Cobrar el paro y trabajar en negro. ¿Es legal?

Es una práctica que entraña más riesgo del que te imaginas. No solo te puedan multar retirándote la prestación sino que, además, puedes acabar en la cárcel.

Es una práctica que entraña más riesgo del que te imaginas. No solo te puedan multar retirándote la prestación sino que, además, puedes acabar en la cárcel por fraude a la Seguridad Social. Un experto aclara tus dudas.

 

Una práctica ilegal

Recibir la prestación por desempleo y a la vez trabajar, ya sea por cuenta propia o ajena (en negro o en B), es ilícito. “Supone una infracción grave según la Ley sobre Infracciones y Sanciones en el Orden Social”, explica Jorge Guelbenzu, director general de Infoempleo.

 

De producirse esta situación, la primera consecuencia que tiene para el trabajador es que “tendría que reintegrar las cantidades cobradas. Además podría perder el derecho a percibir esta prestación durante cierto tiempo o de manera ilimitada”, detalla.

 

Se calcula que en 2016 se dará de baja por fraude en el cobro del paro a 410.000 demandantes.

 

Con pena de cárcel en algunos casos

“Efectivamente, el trabajador puede ir a la cárcel por cometer esta infracción”, confirma Jorge Guelbenzu. “A comienzos de 2013 se incluyó este aspecto en el Código Penal dentro del fraude a la Seguridad Social, un delito que se castiga con la pena de seis meses a tres años de cárcel”.

 

Eso sí, el trabajador “quedará exento de responsabilidad criminal si reintegra lo percibido incrementado con el interés anual legal del dinero más dos puntos porcentuales”, comenta el experto. 

 

Esto es literalmente lo que dice la ley: “Quien obtenga, para sí o para otro, el disfrute de prestaciones del Sistema de la Seguridad Social, la prolongación indebida del mismo, o facilite a otros su obtención, por medio del error provocado mediante la simulación o tergiversación de hechos, o la ocultación consciente de hechos de los que tenía el deber de informar, causando con ello un perjuicio a la Administración Pública, será castigado con la pena de seis meses a tres años de prisión”.

 

El empresario también paga

También el empresario podría acabar con sus huesos en la cárcel si permite esta situación. “Si se trata de un delito podría ser castigado con prisión de seis meses a seis años y multa de seis a doce meses, tal y como recoge el artículo 311 del Código Penal (“cuando mediante engaño o abuso se impone a los trabajadores condiciones laborales o de Seguridad Social que perjudiquen, supriman o restrinjan los derechos que tengan reconocidos por la ley, convenios colectivos o contrato individual”), declara el director general de Infoempleo.

 

Por otra parte, el empresario cometería una infracción grave a la Seguridad Social si no solicita la afiliación inicial o el alta de sus trabajadores, falta que se paga con multa de entre 3.126 y 10.000 €. Además se considera una infracción por cada uno de los trabajadores.

Las excepciones

Existen algunas situaciones en las que es compatible el cobro del paro con un empleo, siempre que no sea en negro.
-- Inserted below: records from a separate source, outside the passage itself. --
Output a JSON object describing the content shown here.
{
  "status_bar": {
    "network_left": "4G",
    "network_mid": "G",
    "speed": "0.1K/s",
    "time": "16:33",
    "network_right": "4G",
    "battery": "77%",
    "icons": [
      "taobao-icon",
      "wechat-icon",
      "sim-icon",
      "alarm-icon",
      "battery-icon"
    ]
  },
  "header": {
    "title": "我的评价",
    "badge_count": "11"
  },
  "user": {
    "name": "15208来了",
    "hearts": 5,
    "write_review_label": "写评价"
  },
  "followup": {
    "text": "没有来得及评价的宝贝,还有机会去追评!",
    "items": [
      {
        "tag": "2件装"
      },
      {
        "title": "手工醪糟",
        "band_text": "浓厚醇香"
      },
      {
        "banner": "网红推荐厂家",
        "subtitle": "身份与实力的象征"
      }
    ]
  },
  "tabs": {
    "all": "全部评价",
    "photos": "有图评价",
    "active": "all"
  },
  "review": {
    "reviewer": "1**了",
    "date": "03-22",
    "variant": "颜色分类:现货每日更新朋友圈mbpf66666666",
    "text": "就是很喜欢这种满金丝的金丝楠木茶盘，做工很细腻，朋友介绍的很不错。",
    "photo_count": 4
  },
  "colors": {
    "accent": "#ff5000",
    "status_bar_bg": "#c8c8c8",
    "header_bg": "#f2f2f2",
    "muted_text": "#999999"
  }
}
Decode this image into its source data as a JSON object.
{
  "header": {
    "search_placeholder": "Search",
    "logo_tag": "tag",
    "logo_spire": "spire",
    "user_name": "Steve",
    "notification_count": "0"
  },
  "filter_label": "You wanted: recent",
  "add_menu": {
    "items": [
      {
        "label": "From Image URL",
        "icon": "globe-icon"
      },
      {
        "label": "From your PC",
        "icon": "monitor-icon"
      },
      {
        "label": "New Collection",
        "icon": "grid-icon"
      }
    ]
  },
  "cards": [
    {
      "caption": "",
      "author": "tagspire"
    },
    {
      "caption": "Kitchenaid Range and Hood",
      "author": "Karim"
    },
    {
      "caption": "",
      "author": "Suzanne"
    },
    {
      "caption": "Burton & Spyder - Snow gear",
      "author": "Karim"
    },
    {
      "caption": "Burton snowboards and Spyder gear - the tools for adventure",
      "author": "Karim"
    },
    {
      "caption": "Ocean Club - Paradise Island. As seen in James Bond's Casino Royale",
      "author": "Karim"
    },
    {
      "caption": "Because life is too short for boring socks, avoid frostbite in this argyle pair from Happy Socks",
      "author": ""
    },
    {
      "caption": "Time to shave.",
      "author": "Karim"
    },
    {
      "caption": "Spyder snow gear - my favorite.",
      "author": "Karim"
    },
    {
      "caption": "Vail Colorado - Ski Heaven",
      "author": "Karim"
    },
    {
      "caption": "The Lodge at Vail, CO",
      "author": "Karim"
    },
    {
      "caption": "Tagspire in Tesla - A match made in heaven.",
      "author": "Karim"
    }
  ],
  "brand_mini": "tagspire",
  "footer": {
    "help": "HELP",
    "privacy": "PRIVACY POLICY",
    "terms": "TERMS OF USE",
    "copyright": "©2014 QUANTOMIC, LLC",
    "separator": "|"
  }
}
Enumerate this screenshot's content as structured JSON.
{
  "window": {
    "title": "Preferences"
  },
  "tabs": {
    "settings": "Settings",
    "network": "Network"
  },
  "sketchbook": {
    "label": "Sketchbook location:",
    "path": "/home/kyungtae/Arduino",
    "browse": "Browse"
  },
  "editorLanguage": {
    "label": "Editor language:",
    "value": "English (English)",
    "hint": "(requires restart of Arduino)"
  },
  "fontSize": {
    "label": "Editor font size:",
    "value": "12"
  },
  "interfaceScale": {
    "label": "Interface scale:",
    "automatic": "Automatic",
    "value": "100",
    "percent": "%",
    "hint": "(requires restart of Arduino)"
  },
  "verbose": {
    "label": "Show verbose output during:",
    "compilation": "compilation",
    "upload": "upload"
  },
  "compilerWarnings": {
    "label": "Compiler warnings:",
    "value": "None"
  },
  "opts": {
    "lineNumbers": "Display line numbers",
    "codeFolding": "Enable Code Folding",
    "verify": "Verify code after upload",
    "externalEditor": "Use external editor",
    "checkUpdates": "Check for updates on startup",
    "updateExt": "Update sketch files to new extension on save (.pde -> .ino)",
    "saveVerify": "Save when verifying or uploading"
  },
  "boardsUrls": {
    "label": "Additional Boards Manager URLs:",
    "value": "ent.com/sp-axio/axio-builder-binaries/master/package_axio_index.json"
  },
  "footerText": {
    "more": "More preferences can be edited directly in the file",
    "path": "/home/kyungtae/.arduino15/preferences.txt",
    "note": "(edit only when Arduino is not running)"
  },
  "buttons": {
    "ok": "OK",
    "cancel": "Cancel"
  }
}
Es decir, por medio “debe haber un contrato por cuenta ajena a tiempo parcial”, dice Jorge Guelbenzu.

 

Eso sí, en estos casos, “la cantidad que se recibe como prestación de desempleo se reduce en proporción a la jornada realizada aunque la duración de la prestación no se altera”. Una vez finalizado el contrato, “de nuevo se puede percibir la cuantía íntegra que corresponda, siempre que la prestación no esté agotada y se solicite su reanudación”, recuerda Guelbenzu.

 

“Para poder compaginar paro y trabajo hay que mantener la inscripción como demandante de empleo”, añade. Es la fórmula para no dejar de recibirla.

 

Compatible con ser autónomo

Sí, el paro también se puede cobrar si vas a poner en marcha un proyecto por cuenta propia o te vas a hacer autónomo. Lo mismo ocurre si te incorporas como socio de una sociedad laboral o como socio trabajador de una cooperativa, pero tiene sus requisitos:

 

“Es necesario haber trabajado por cuenta ajena y generado derecho a recibir esta prestación”, dice Jorge Guelbenzu. Además, “hay un máximo de 270 días en los que se puede compatibilizar”.